Students investigate significance of brick streets

PULLMAN, Wash. – Red brick is a symbol of Pullman, from the historic downtown to the traditional buildings of Washington State University. Led by associate professor Phil Gruen, nine WSU students from several disciplines are working to preserve the town’s last two blocks of red brick-paved street.
Brick streets
Part of Pullman’s two blocks of red brick-paved streets.
(Photo by Tim Marsh for WSU News)

The students are preparing an application to have the L-shaped segment of Maple and Palouse streets, at the southwest corner of College Hill, listed on the National Register of Historic Places. Gruen, a faculty member in the School of Design and Construction, said the project will help legitimize “the historic significance of the built environment.”

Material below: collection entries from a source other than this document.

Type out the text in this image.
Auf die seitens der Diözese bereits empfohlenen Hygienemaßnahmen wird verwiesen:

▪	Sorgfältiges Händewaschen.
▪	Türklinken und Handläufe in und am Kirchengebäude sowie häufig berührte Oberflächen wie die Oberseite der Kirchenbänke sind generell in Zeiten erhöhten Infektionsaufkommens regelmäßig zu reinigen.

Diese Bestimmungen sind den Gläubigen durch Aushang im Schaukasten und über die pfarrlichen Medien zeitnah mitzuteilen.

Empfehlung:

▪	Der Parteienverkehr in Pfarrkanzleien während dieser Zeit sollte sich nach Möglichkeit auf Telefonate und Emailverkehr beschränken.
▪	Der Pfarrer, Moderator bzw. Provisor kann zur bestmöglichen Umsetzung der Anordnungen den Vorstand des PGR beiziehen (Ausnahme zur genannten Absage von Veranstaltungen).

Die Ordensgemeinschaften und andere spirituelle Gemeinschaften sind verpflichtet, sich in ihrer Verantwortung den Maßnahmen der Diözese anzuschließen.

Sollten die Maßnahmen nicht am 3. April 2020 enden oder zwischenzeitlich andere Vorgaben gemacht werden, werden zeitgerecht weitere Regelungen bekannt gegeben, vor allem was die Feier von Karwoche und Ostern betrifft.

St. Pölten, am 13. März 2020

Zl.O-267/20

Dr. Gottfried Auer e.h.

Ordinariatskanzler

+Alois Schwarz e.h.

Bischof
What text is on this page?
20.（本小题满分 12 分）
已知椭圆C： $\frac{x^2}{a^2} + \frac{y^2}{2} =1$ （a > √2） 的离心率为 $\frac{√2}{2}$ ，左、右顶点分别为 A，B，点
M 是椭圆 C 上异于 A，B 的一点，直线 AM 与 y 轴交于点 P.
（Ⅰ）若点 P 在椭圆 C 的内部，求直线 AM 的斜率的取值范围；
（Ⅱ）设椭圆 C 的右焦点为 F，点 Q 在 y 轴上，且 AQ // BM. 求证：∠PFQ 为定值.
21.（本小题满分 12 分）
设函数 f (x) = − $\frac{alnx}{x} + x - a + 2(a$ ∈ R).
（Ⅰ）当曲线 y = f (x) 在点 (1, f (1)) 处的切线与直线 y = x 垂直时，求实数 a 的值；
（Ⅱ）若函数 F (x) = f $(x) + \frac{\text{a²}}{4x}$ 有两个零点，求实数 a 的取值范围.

“College Hill residents really connect with these brick streets,” said Allison Munch-Rotolo, chair of the College Hill Association. “The way they look, feel and even sound is distinctive and contributes to the neighborhood’s unique sense of place.”
She approached Gruen and Michael Schwartz-Oscar, assistant director in the WSU Center for Civic Engagement, in the fall about students helping with the effort to list the streets. Seven properties and one district in Pullman already are on the list.
“I hope the research the students are conducting will help more people to appreciate the streets and perhaps, ultimately, to preserve them for future generations to experience,” said Munch-Rotolo.
“The red brick streets are an essential part of the historic characteristics of Pullman and, in seeking to preserve this historical heritage, a total approach should be adopted,” said public history student Robert Franklin. “The street does not just lead to the home or office; it is a part of the journey and a part of history.”
Students working on the project are in Gruen’s Architecture 494/520 class, Seminar in Urban and Regional Planning/ Directed Topics in Architecture.